После этого Головнин стал еще осторожнее в своих сношениях с японцами, хотя Гоонзо был неизменно ласков и охотно беседовал с пленниками.

— Сейчас вам уже лучше, — говорил он им. — Веревки на вас ослабили, вас стали лучше кормить, вам дали по теплому халату и одеяла для спанья. Правда? А в Хакодате будет еще лучше. Там вас поместят в хороший дом, который уже приготовлен и убран к вашему приему. Веревки с вас снимут совсем и содержать будут очень и очень хорошо. Многие из японских господ будут знакомиться с вами и приглашать вас к себе в гости.

Вместе с чиновниками из Хакодате прибыл и офицер службы князя Намбуского. За ним, как знак его достоинства, слуга нес копье с лошадиным хвостом. Этот офицер принял команду над конвоем. Он тоже был тих и ласков. Появление столь большого количества ласковых и учтивых людей стало приводить Василия Михайловича в сильное удивление и даже беспокойство.

Наконец пленники увидели город Хакодате, а за ним Дзынгарский пролив. Долгий, мучительный путь, протяжением более тысячи верст, близился к концу. Было начало августа.

С утра конвойные стали готовиться к торжественному входу в город: надели новые одежды, облачились в латы, украсили головы военными шляпами. А пленников снова связали... Навстречу шествию из города высыпали огромные толпы любопытных. Для такого случая жители тоже разоделись в богато расшитые шелковые халаты, а иные явились даже верхом на лошадях.

Двигаться пленникам пришлось среди народа, стоявшего плотной стеной по обеим сторонам дороги, и шествие это имело такой вид, будто вели не обманом захваченных мирных соседей, а побежденных в бою свирепых врагов. В самом городе любопытных было еще больше, так что конвойные с трудом расчищали дорогу.

Вот и дом, о котором так много говорил сладкоречивый Гоонзо... То была тюрьма. Здание скрывала от глаз глухая деревянная стена с железными рогатками, доходившими до самой крыши. А стена была обведена земляным валом, обвешанным столь хорошо знакомой пленникам полосатой тканью.

— Тюрьма! — обронил кто-то из узников одно единственное слово.

— Да еще японская! — добавил Хлебников.

И в сердцах русских с новой силой закипели возмущение и гнев.

Пленники поравнялись с караульным домом, от которого до самых ворот тюрьмы были выстроены в два ряда солдаты в полном воинском убранстве и при оружии: один с ружьем, другой с луком и стрелами, третий с копьем.

Пленников ввели во двор. И тут перед их взорами предстало во всем своем ужасе предназначенное для них жилище. Они увидели большой, почти совершенно темный сарай, в котором находилось несколько клеток, подобных птичьим, но построенных из толстых брусьев.

Японцы выстроили пленников вдоль стен их будущей тюрьмы и принялись обсуждать вопрос об их размещении. При этом один из японцев приблизился к Головнину и спросил его:

— Господин Хаварин, кого из матросов желаете вы иметь при себе?
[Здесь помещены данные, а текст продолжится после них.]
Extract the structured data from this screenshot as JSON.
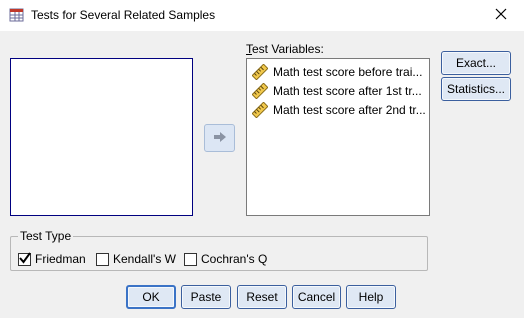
{
  "window": {
    "title": "Tests for Several Related Samples"
  },
  "source_list": {
    "items": []
  },
  "test_variables": {
    "label": "Test Variables:",
    "items": [
      {
        "label": "Math test score before trai...",
        "icon": "scale-ruler-icon"
      },
      {
        "label": "Math test score after 1st tr...",
        "icon": "scale-ruler-icon"
      },
      {
        "label": "Math test score after 2nd tr...",
        "icon": "scale-ruler-icon"
      }
    ]
  },
  "side_buttons": {
    "exact": "Exact...",
    "statistics": "Statistics..."
  },
  "test_type": {
    "label": "Test Type",
    "options": [
      {
        "label": "Friedman",
        "checked": true
      },
      {
        "label": "Kendall's W",
        "checked": false
      },
      {
        "label": "Cochran's Q",
        "checked": false
      }
    ]
  },
  "bottom_buttons": {
    "ok": "OK",
    "paste": "Paste",
    "reset": "Reset",
    "cancel": "Cancel",
    "help": "Help"
  },
  "colors": {
    "background": "#f0f0f0",
    "button_fill": "#dfe8f4",
    "button_border": "#3b5f9e",
    "list_focus_border": "#000080"
  }
}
Господин Муро, а вы кого желаете?

Оба обрадовались, полагая» что японцы не намерены заключать их порознь, и Головнин поспешил ответить:

— Я желал бы присоединить к нам и третьего нашего товарища, господина Хлебникова.

Но с этим японцы не согласились. Они загнали пленников в тюрьму, причем Головнина, Мура и матроса Шкаева повели в одну сторону, а остальных — в другую.

Узников ввели в тюремный коридорчик. Здесь с них сняли сапоги и освободили от веревок, потом велели войти в крохотную клетку, отделенную от коридорчика деревянной решетчатой дверцей. Головнин, вошедший в клетку первым, оглянулся, рассчитывая увидеть за собою Мура и Шкаева, но их не было...

Японцы молча захлопнули дверцу, повесили на ней замок, вышли из коридора и заперли его таким же образом. Василий Михайлович остался один. И тут, впервые в жизни, он впал в отчаяние, дав волю своим чувствам, ибо никто уже не мог видеть его. Ни сильная боль, которую все еще причиняли ему израненные веревками руки и ноги, натруженные до крови во время долгого пути, ни даже унижение, какое испытал он, когда пленники, окруженные стражей, проходили на арканах мимо любопытной толпы, не причиняли ему таких страданий, как одна неотступная мысль, что он и его товарищи заживо погребены в этой тюрьме навсегда.

Кто проникнет сюда через те преграды, которыми окружил себя этот странный, неведомый европейцам народ? Страна была замкнута для всего мира.

И в эту минуту ему показалось, что будь он в плену у жителей Ново-Гебридских островов или погребен в ледяных пустынях Севера, он не был бы столь далек от просвещенного человечества, как здесь, на окраине многолюдного города, шум которого доносился до его тюрьмы.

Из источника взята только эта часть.